Oil Change International experts and letter signatories provided the following statements:

Bronwen Tucker, Global Public Finance co-lead at Oil Change International: “World leaders need to hear loud and clear that any global financial architecture ‘reform’ that still allows public finance for fossil fuels is unacceptable. They must use the Paris Summit to keep their promises to end all international and domestic handouts for fossil fuels, and to make polluters pay their fair share of climate damages. There is no room – or credibility – for further “we can’t pay for it” excuses.”

Jason Hickel, Professor, ICTA-UAB: “Stopping climate breakdown is not rocket science. Governments need to stop subsidizing fossil fuel companies; international banks need to cancel the external debts of global South countries; and we need to tax extreme wealth. These steps would liberate trillions of dollars for public investment to achieve democratically ratified social and ecological objectives. Recent research shows that millionaires alone are on track to burn 72% of the remaining carbon budget for 1.5 degrees. This is an egregious assault on humanity and the living world, and none of us should tolerate it. We need to understand that it is dangerous to continue supporting an over-consuming elite in the middle of a climate emergency.”

Jwala Rambarran, Caribbean Policy Development Centre (CPDC): “While the Paris Summit signals a welcome willingness of the Global North to collaborate and cooperate with the Global South on international economic issues, we caution that lofty rhetoric and good intentions will not be enough to create a truly inclusive, resilient and sustainable global financial system fit for purpose in the twenty-first century. For that, we are of the firm belief that deep, systemic reform is needed, not tinkering on the edges of markets and multilateral institutions, as has been the usual practice.”

Alex Lenferna, Nelson Mandela University, Climate Justice Coalition: “Countries in the Global South are drowning in debt, which is driving austerity and undermining our ability to respond to the climate crisis. Climate finance cannot be in the form of more loans, deepening debt, and devastating austerity for the Global South. We need much more public money to drive a truly just transition. The Global North must pay their climate debt, and not use climate finance as a wolf in sheep’s clothing that advances their interests through green structural adjustment.”

Nezir Sinani, Recourse: “Defunding fossils, debt cancellation, and taxing the rich alone would raise at least $3 trillion a year.

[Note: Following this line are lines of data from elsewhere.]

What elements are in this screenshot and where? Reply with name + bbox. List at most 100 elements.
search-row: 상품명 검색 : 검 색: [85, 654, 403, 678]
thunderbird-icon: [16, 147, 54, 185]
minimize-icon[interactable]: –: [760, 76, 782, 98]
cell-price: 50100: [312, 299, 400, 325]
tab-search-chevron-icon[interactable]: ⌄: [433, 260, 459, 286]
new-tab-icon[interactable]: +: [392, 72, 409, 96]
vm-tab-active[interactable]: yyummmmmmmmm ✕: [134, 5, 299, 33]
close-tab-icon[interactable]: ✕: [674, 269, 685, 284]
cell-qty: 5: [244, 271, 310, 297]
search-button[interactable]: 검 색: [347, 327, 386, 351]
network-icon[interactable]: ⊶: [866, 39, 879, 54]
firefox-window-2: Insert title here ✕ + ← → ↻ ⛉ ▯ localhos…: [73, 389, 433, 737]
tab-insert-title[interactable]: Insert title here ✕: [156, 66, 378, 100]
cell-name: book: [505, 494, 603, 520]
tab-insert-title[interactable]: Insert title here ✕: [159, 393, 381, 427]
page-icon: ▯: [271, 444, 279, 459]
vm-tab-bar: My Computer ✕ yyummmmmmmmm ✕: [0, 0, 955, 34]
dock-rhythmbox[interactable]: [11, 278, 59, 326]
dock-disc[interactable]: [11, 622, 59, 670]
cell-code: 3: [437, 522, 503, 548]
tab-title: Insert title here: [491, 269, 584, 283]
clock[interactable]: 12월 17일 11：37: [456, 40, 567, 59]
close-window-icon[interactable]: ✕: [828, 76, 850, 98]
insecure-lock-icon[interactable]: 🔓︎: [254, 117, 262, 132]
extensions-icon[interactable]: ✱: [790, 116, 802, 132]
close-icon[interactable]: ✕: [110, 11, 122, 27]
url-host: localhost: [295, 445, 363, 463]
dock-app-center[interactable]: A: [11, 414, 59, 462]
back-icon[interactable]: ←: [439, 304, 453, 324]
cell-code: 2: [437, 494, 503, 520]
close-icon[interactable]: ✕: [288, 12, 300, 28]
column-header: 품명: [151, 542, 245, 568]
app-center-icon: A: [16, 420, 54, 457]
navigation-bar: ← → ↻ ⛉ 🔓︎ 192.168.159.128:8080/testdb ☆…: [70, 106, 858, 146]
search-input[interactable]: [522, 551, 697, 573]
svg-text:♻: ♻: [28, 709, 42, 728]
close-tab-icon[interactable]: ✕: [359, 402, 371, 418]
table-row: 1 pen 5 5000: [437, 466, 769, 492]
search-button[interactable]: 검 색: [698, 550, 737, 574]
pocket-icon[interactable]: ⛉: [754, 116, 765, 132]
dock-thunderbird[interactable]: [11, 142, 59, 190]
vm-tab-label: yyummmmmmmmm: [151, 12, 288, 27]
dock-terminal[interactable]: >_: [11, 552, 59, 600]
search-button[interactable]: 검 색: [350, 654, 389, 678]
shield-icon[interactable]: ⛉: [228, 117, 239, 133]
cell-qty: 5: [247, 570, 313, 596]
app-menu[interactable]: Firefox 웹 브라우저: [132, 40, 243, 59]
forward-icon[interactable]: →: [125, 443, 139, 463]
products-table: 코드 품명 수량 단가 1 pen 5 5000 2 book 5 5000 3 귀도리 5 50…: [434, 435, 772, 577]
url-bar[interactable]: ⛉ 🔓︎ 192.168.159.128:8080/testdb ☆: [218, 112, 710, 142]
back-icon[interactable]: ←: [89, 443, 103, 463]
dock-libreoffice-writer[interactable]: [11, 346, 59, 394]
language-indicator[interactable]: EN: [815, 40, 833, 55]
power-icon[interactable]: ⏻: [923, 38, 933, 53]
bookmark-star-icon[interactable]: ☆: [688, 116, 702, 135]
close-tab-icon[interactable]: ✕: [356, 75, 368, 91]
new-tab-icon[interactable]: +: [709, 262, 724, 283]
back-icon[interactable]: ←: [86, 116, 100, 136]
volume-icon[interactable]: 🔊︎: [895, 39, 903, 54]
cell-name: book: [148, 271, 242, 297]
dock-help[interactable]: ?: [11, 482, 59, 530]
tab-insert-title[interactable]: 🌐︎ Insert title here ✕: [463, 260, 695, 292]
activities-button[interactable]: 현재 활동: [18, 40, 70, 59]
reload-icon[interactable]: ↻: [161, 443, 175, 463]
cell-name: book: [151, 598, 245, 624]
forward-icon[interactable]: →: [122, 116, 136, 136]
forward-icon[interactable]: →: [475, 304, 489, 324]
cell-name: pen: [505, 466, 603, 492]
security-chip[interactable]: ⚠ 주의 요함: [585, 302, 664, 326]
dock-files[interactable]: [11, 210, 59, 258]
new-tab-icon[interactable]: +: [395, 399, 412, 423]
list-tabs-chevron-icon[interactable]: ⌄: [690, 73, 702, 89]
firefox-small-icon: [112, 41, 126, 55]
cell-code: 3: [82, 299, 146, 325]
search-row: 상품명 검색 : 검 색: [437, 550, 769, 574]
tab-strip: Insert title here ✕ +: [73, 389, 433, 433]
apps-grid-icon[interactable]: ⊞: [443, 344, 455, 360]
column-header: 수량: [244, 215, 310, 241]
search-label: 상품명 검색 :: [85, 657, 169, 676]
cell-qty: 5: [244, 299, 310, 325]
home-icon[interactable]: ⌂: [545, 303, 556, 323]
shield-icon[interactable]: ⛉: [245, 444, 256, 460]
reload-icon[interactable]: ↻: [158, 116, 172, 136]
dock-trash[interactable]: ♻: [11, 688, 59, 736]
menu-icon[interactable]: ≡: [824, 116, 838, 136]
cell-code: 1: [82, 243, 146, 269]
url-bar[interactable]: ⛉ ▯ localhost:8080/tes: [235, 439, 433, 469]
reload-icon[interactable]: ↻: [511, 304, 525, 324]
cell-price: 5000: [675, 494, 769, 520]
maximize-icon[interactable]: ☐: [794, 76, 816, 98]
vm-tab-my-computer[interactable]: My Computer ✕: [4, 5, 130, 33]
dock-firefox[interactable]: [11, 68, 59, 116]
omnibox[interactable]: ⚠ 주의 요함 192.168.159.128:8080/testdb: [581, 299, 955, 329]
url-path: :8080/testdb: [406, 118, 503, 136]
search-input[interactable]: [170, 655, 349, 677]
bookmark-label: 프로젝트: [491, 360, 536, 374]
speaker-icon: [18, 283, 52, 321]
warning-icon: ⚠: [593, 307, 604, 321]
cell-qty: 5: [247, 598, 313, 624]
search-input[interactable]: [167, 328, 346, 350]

But a handful of wealthy governments hold most of the levers to make this happen. The Paris Summit won’t work unless they come ready to pull them, and to hand over the controls to build a democratic and transformative financial system fit for the crises we face.”

Sohanur Rahman, Executive Coordinator, YouthNet for Climate Justice. Youth Delegate to Paris Summit from Bangladesh: “More people than ever are struggling to afford basic needs and climate disasters intensify. In the face of this, people power has pushed climate reparations firmly onto the international political agenda. But the Paris Summit being held is not enough — we need rich nations to put real public money and financial system transformation on the table.”

Notes:

  • Letter: 150+ economists and policy experts calls on Global North leaders to put real global financial system transformation on the Paris Summit agenda
  • Briefing from Big Shift Global coalition, “MDBs Can’t Help Fix The Climate Crisis If They Still Fund The Cause.”
  • Recent research by Oil Change International shows that while many countries are living up to their Glasgow commitment to end international public finance for fossil fuels, a small number of countries, including Germany, United States, and Italy are lagging behind.
  • Research paper: The existing oil and gas fields and coal mines globally already contain more fossil fuels than the world can extract and burn under the Paris Agreement.

Oil Change International is a research, communications, and advocacy organization focused on exposing the true costs of fossil fuels and facilitating the ongoing transition to clean energy.